Pour répondre à la volonté du Premier ministre, votre commission vous propose d'ailleurs de confier la direction de ces GIP aux départements .
Il est vrai, toutefois, que le Premier ministre a confié à MM. Raoul Briet et Pierre Jamet une mission de préfiguration de la future caisse, dont les conclusions ne seront connues qu'en mai prochain. Des missions et des modalités d'organisation de cette caisse dépendront les contours juridiques exacts des maisons départementales des personnes handicapées, celles-ci ayant vocation à être les correspondantes locales de la caisse.
Votre commission estime cependant que les propositions qu'elle a formulées, tant dans son rapport d'information que dans sa proposition de loi, gardent tout leur sens aujourd'hui et qu'elles pourraient utilement servir de base à la réflexion que le législateur devra nécessairement engager, en cours de navette, au vu des prochaines conclusions de la mission de MM. Briet et Jamet, concernant les futures relations de ces maisons avec la Caisse nationale de solidarité pour l'autonomie. Elle vous proposera donc d' amender cet article dans ce sens, dans l'attente d'une solution plus définitive en deuxième lecture .
S'agissant des équipes pluridisciplinaires, votre commission observe qu'elles devront mobiliser des compétences très larges, afin de ne pas se résumer, comme les actuelles équipes techniques des COTOREP, à un médecin et une assistante sociale.

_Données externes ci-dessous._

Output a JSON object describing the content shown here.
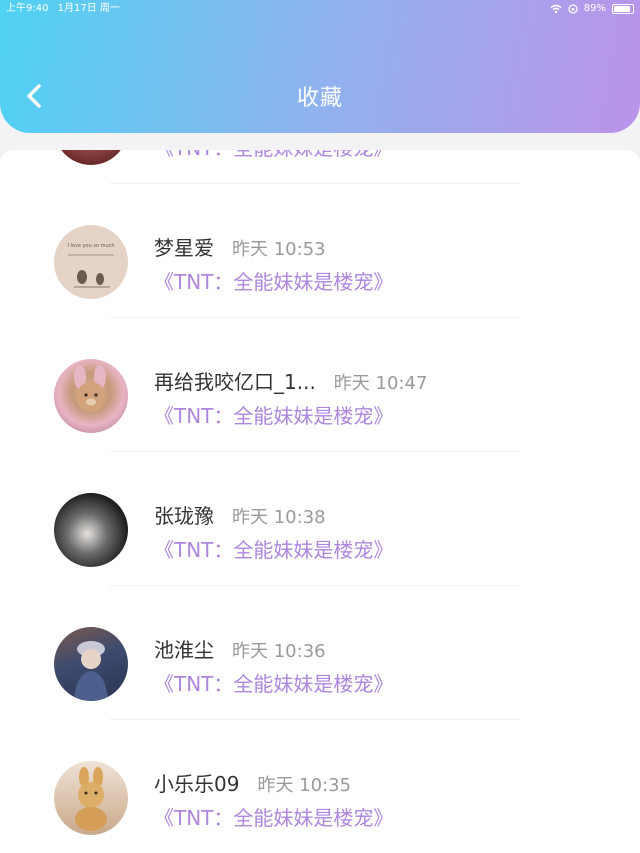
{
  "status_bar": {
    "time": "上午9:40",
    "date": "1月17日 周一",
    "battery": "89%",
    "battery_level": 0.89
  },
  "header": {
    "title": "收藏",
    "back_icon": "chevron-left-icon"
  },
  "colors": {
    "accent": "#ad86de",
    "gradient_start": "#4fd2f4",
    "gradient_end": "#bb93ea"
  },
  "items": [
    {
      "name": "",
      "time": "",
      "favorite": "《TNT：全能妹妹是楼宠》"
    },
    {
      "name": "梦星爱",
      "time": "昨天 10:53",
      "favorite": "《TNT：全能妹妹是楼宠》",
      "avatar_text": "I love you so much"
    },
    {
      "name": "再给我咬亿口_1...",
      "time": "昨天 10:47",
      "favorite": "《TNT：全能妹妹是楼宠》"
    },
    {
      "name": "张珑豫",
      "time": "昨天 10:38",
      "favorite": "《TNT：全能妹妹是楼宠》"
    },
    {
      "name": "池淮尘",
      "time": "昨天 10:36",
      "favorite": "《TNT：全能妹妹是楼宠》"
    },
    {
      "name": "小乐乐09",
      "time": "昨天 10:35",
      "favorite": "《TNT：全能妹妹是楼宠》"
    }
  ]
}
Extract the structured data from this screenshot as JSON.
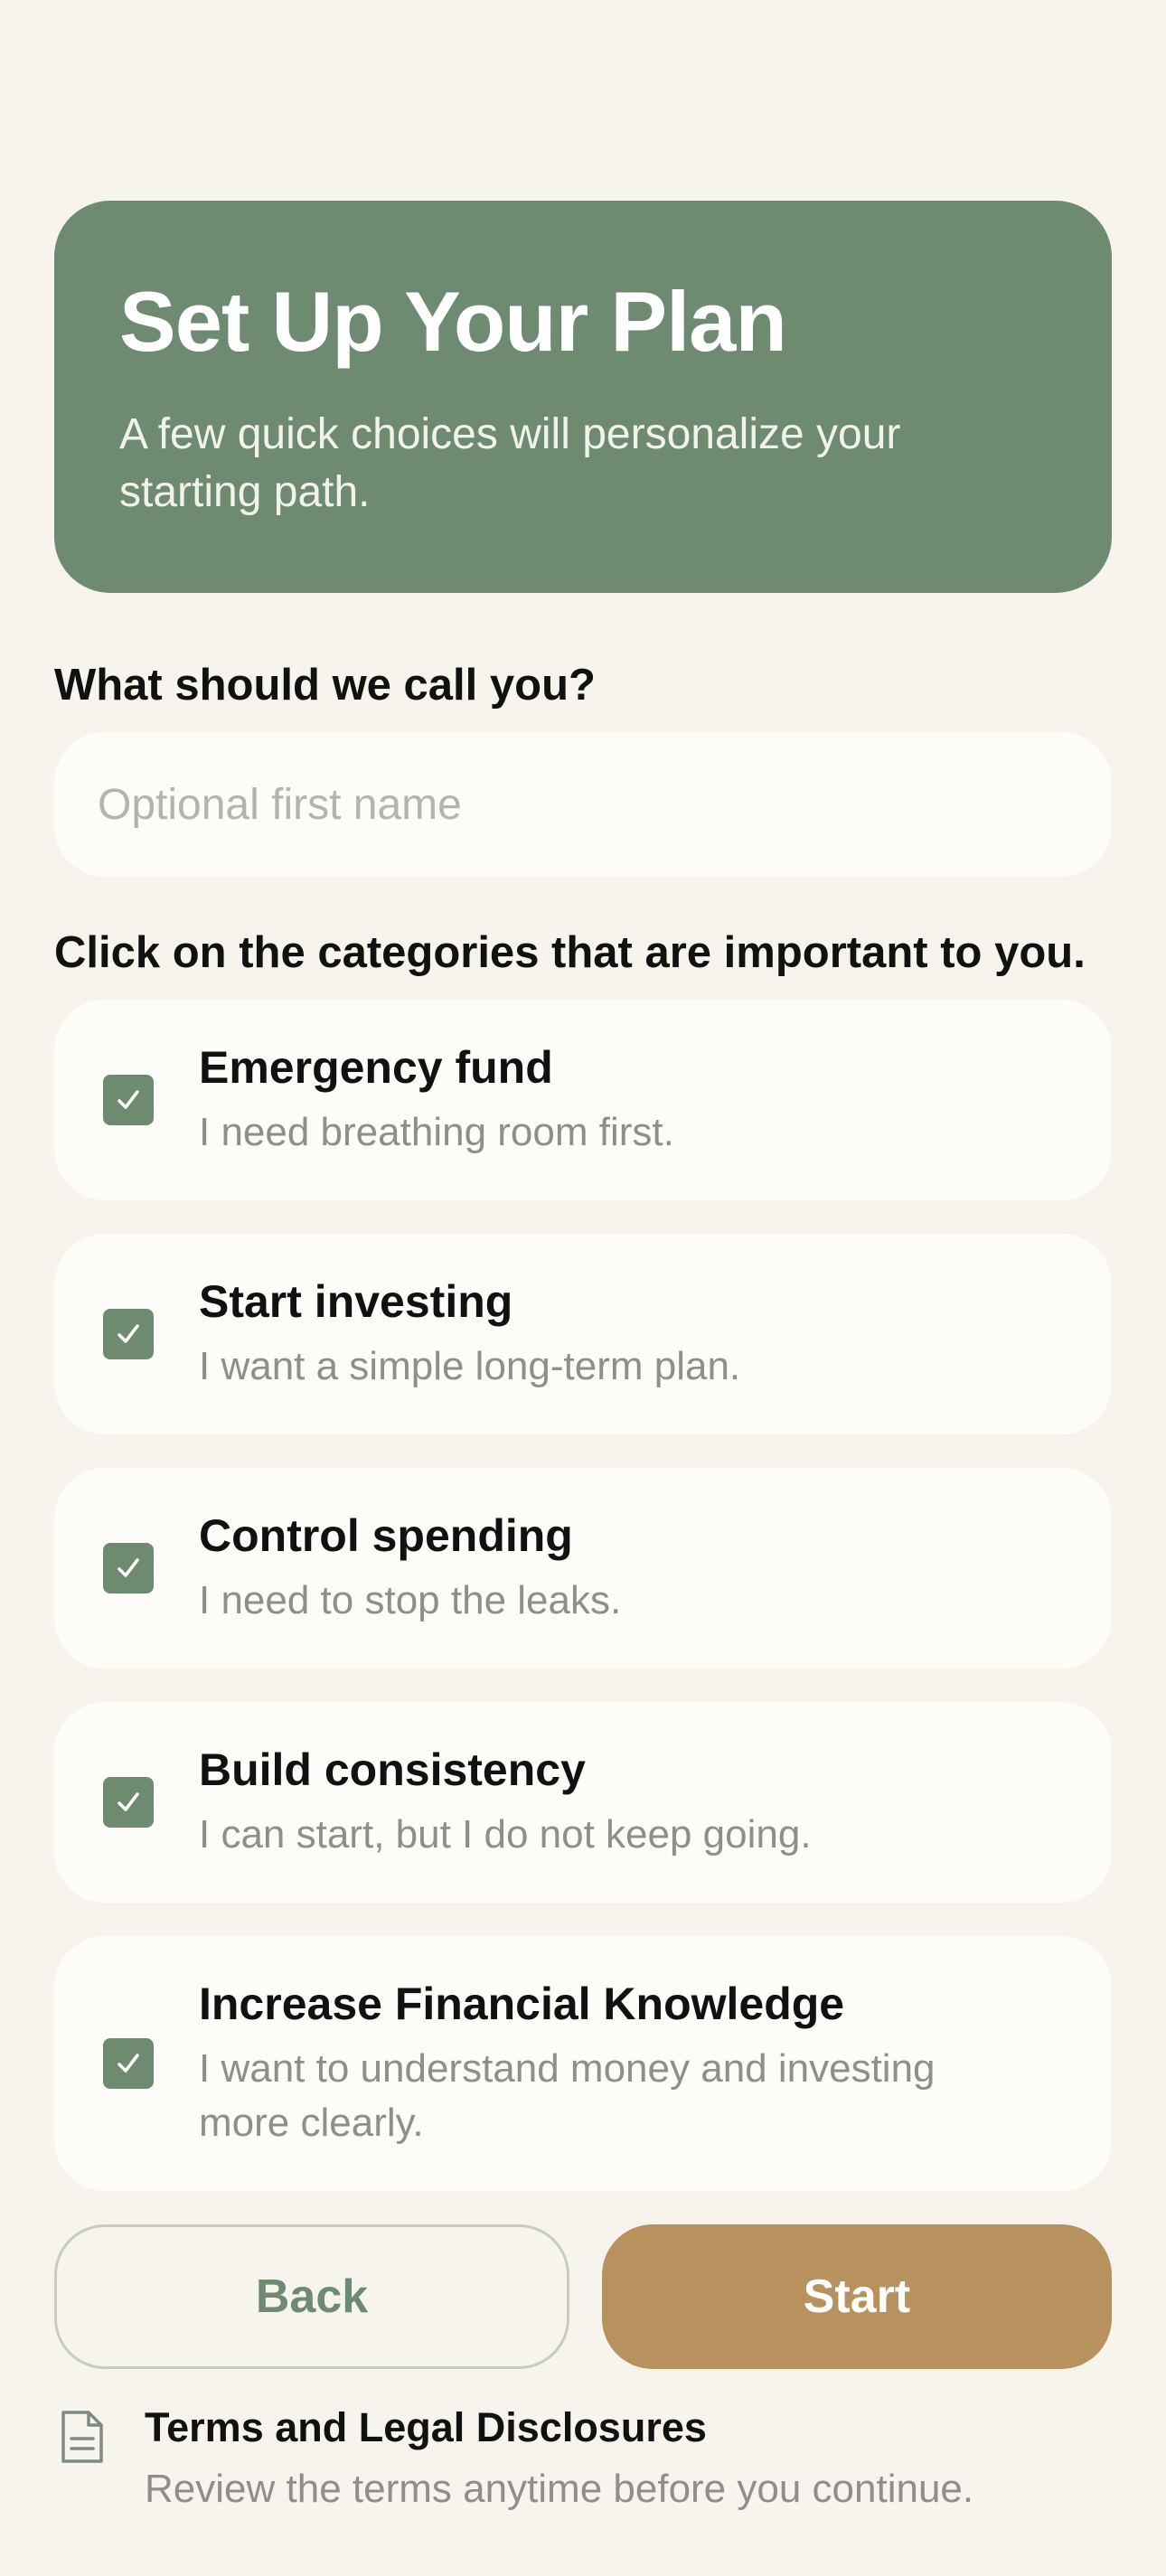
{
  "hero": {
    "title": "Set Up Your Plan",
    "subtitle": "A few quick choices will personalize your starting path."
  },
  "name_section": {
    "label": "What should we call you?",
    "placeholder": "Optional first name",
    "value": ""
  },
  "categories_section": {
    "label": "Click on the categories that are important to you.",
    "items": [
      {
        "title": "Emergency fund",
        "description": "I need breathing room first.",
        "checked": true
      },
      {
        "title": "Start investing",
        "description": "I want a simple long-term plan.",
        "checked": true
      },
      {
        "title": "Control spending",
        "description": "I need to stop the leaks.",
        "checked": true
      },
      {
        "title": "Build consistency",
        "description": "I can start, but I do not keep going.",
        "checked": true
      },
      {
        "title": "Increase Financial Knowledge",
        "description": "I want to understand money and investing more clearly.",
        "checked": true
      }
    ]
  },
  "actions": {
    "back_label": "Back",
    "start_label": "Start"
  },
  "terms": {
    "title": "Terms and Legal Disclosures",
    "description": "Review the terms anytime before you continue.",
    "icon": "document-icon"
  },
  "colors": {
    "background": "#F7F4EE",
    "hero": "#6E8B72",
    "card": "#FDFCF8",
    "checkbox": "#6E8B72",
    "start_button": "#B8925E",
    "back_text": "#6E8B72",
    "muted_text": "#8F8E8A"
  }
}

Encore une fois, la forme du GIP devrait permettre d'atteindre cet objectif, en mobilisant les compétences existantes au sein de réseaux aujourd'hui dispersés : travailleurs sociaux de l'État, du département ou des CCAS, médecins-conseils des caisses de sécurité sociale, praticiens hospitaliers, médecins de ville, mais aussi personnalités qualifiées mises à dispositions par les associations de personnes handicapées, architectes...

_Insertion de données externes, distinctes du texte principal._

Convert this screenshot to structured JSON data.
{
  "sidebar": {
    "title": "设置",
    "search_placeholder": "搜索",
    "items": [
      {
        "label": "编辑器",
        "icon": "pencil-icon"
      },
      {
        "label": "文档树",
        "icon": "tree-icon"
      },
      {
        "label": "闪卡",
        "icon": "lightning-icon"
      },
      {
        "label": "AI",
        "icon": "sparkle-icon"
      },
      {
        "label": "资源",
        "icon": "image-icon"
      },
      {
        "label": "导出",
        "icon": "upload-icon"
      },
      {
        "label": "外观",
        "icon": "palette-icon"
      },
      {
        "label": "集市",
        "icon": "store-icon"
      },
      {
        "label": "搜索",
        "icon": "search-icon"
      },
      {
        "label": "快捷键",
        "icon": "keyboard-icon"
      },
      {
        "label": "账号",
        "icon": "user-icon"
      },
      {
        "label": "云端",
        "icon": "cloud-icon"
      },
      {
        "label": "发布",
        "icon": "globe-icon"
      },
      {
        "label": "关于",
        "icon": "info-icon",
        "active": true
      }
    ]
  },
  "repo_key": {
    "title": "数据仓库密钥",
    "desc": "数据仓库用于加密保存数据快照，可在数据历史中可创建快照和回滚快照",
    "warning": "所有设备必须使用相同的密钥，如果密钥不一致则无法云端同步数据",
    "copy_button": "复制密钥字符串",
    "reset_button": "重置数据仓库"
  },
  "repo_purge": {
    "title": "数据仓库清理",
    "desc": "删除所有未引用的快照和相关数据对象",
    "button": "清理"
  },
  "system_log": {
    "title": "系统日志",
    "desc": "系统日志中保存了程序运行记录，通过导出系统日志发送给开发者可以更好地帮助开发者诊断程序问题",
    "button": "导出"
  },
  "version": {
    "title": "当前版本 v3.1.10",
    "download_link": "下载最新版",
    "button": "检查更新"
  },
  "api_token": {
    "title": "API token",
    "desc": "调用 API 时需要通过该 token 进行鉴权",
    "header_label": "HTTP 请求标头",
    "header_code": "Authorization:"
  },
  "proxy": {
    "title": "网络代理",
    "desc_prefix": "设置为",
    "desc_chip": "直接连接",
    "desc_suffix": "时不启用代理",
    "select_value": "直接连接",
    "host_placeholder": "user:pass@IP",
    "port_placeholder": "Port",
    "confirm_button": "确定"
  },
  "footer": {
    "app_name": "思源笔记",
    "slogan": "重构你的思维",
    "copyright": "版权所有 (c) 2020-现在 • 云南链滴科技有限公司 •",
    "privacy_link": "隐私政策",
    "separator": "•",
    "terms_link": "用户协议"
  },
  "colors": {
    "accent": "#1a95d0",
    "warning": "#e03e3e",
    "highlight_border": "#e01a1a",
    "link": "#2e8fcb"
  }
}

Votre commission estime également qu'il est important de préciser, dès à présent, les conditions dans lesquelles la personne handicapée pourra contester l'évaluation qui aura été faite de ses besoins et - par conséquent - le montant de la prestation qui lui sera accordée.

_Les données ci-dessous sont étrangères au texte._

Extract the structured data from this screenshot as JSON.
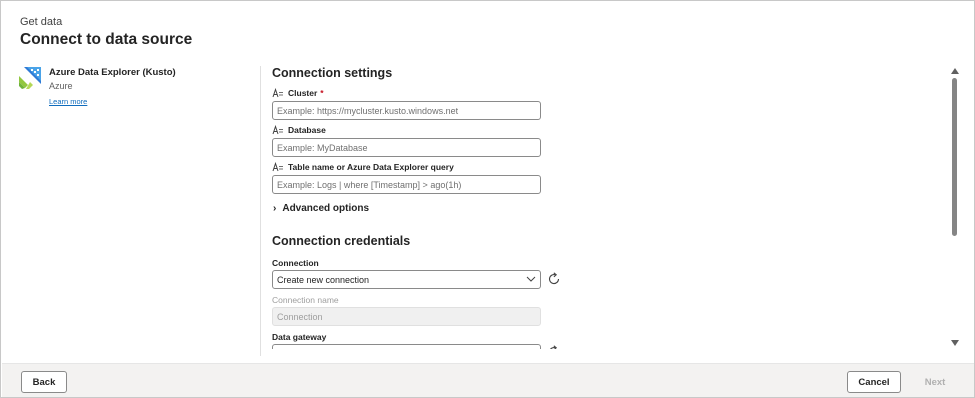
{
  "header": {
    "subtitle": "Get data",
    "title": "Connect to data source"
  },
  "source": {
    "icon": "azure-data-explorer-logo",
    "name": "Azure Data Explorer (Kusto)",
    "category": "Azure",
    "learn_more": "Learn more"
  },
  "settings": {
    "title": "Connection settings",
    "cluster": {
      "label": "Cluster",
      "required_mark": "*",
      "placeholder": "Example: https://mycluster.kusto.windows.net",
      "value": ""
    },
    "database": {
      "label": "Database",
      "placeholder": "Example: MyDatabase",
      "value": ""
    },
    "table": {
      "label": "Table name or Azure Data Explorer query",
      "placeholder": "Example: Logs | where [Timestamp] > ago(1h)",
      "value": ""
    },
    "advanced": "Advanced options"
  },
  "credentials": {
    "title": "Connection credentials",
    "connection": {
      "label": "Connection",
      "selected": "Create new connection"
    },
    "connection_name": {
      "label": "Connection name",
      "placeholder": "Connection",
      "disabled": true
    },
    "data_gateway": {
      "label": "Data gateway"
    }
  },
  "footer": {
    "back": "Back",
    "cancel": "Cancel",
    "next": "Next"
  },
  "colors": {
    "accent": "#0f6cbd",
    "required": "#c50f1f",
    "footer_bg": "#f3f2f1",
    "disabled_text": "#b0b0b0"
  }
}
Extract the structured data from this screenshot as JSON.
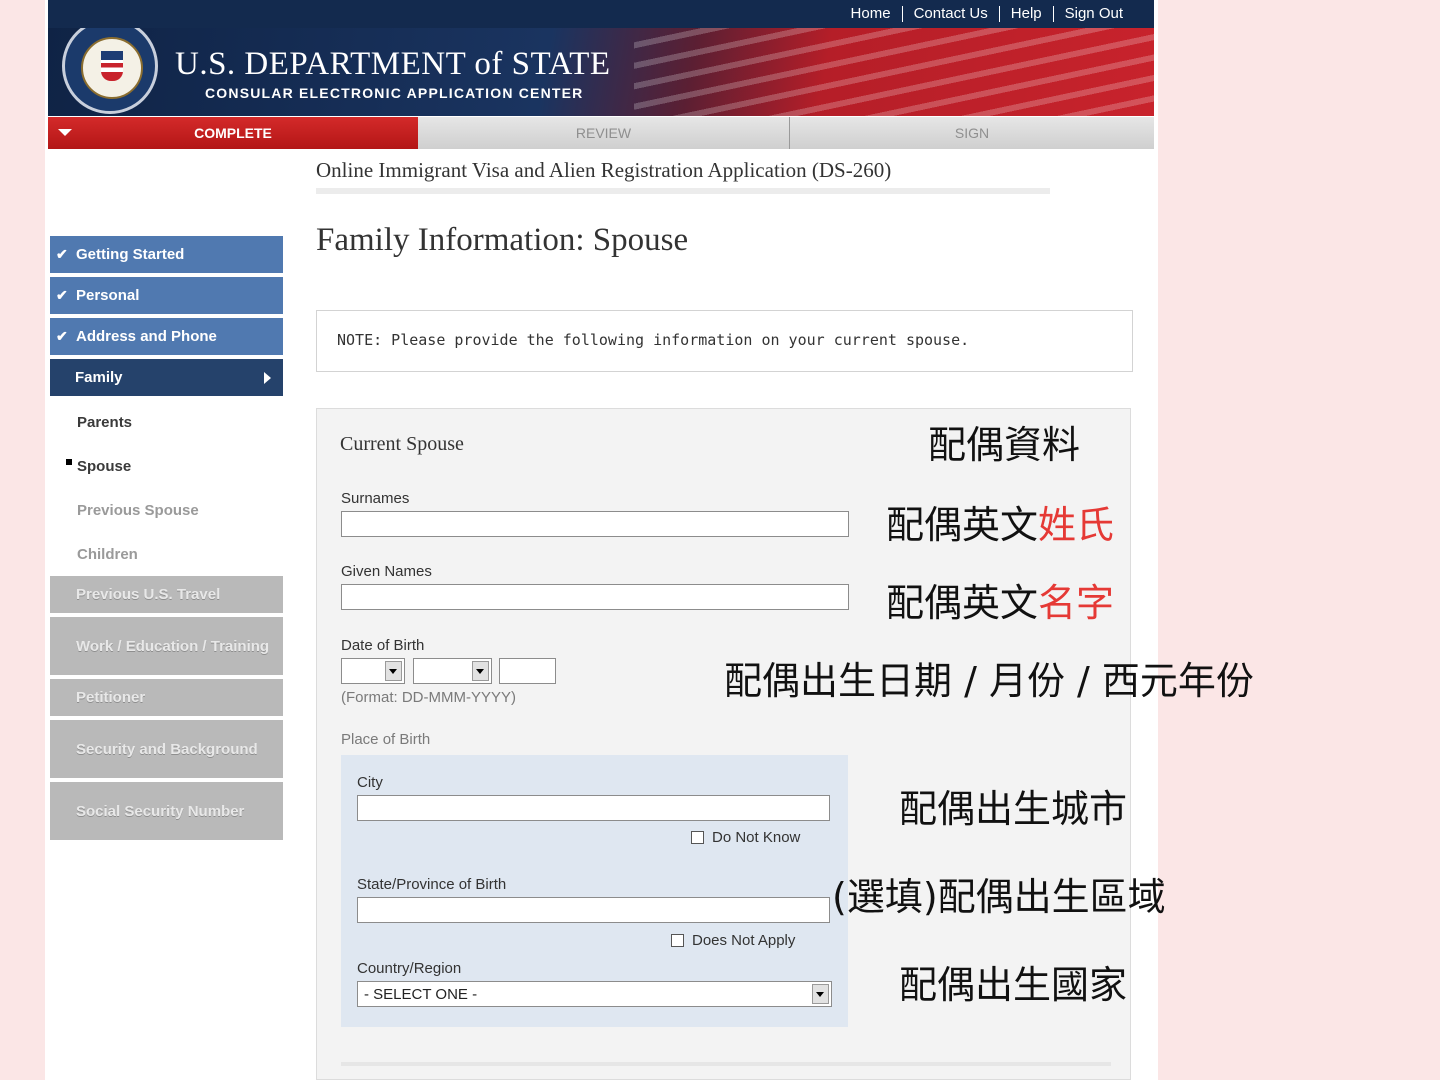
{
  "topnav": {
    "home": "Home",
    "contact": "Contact Us",
    "help": "Help",
    "signout": "Sign Out"
  },
  "header": {
    "department": "U.S. DEPARTMENT of STATE",
    "subtitle": "CONSULAR ELECTRONIC APPLICATION CENTER"
  },
  "progress": {
    "complete": "COMPLETE",
    "review": "REVIEW",
    "sign": "SIGN"
  },
  "sidebar": {
    "done": [
      "Getting Started",
      "Personal",
      "Address and Phone"
    ],
    "active": "Family",
    "sub": [
      "Parents",
      "Spouse",
      "Previous Spouse",
      "Children"
    ],
    "disabled": [
      "Previous U.S. Travel",
      "Work / Education / Training",
      "Petitioner",
      "Security and Background",
      "Social Security Number"
    ]
  },
  "main": {
    "app_title": "Online Immigrant Visa and Alien Registration Application (DS-260)",
    "heading": "Family Information: Spouse",
    "note": "NOTE: Please provide the following information on your current spouse."
  },
  "form": {
    "section": "Current Spouse",
    "surnames_label": "Surnames",
    "given_label": "Given Names",
    "dob_label": "Date of Birth",
    "dob_format": "(Format: DD-MMM-YYYY)",
    "pob_label": "Place of Birth",
    "city_label": "City",
    "city_dnk": "Do Not Know",
    "state_label": "State/Province of Birth",
    "state_dna": "Does Not Apply",
    "country_label": "Country/Region",
    "country_value": "- SELECT ONE -"
  },
  "annotations": {
    "spouse_info": "配偶資料",
    "surname_prefix": "配偶英文",
    "surname_hl": "姓氏",
    "given_prefix": "配偶英文",
    "given_hl": "名字",
    "dob": "配偶出生日期 / 月份 / 西元年份",
    "city": "配偶出生城市",
    "region": "(選填)配偶出生區域",
    "country": "配偶出生國家"
  },
  "colors": {
    "accent_red": "#e53935",
    "nav_blue": "#5079b0",
    "nav_active": "#25426b"
  }
}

Il est vrai que l'établissement du plan de compensation par l'équipe pluridisciplinaire est assimilable à un acte d'instruction et que cet acte ne peut dès lors faire grief. Le projet de loi prévoit également des voies de recours pour contester la décision - qui, elle, fait grief - de la commission des droits et de l'autonomie.
Il reste qu'une procédure devant la commission centrale d'aide sociale ou, en cassation, devant le Conseil d'État est une procédure lourde. Il conviendrait donc de mettre en place un dispositif de médiation, plus facilement accessible.
Votre rapporteur avait envisagé, dans sa proposition de loi précitée, la constitution d'une commission de conciliation tripartite, composée de représentants des financeurs, des personnes handicapées et de personnalités qualifiées, chargée d'examiner les litiges relatifs à la prestation de compensation. A la réflexion, un tel dispositif représenterait sans doute une lourdeur administrative supplémentaire qui irait à l'encontre de l'objectif de simplification des démarches qui sous-tend ce projet de loi et que votre commission approuve.
Elle vous propose donc une solution alternative consistant à créer un médiateur , placé auprès de la maison départementale des personnes handicapées, et dont l'indépendance par rapport aux financeurs serait assurée par sa nomination par le président du tribunal d'instance .
Elle vous proposera enfin un amendement rédactionnel et quatre amendements de coordination .
Votre commission vous propose d'adopter cet article ainsi amendé.
* 25 Sur le rôle de la nouvelle commission des droits et de l'autonomie des personnes handicapées, voir le commentaire de l'article 29.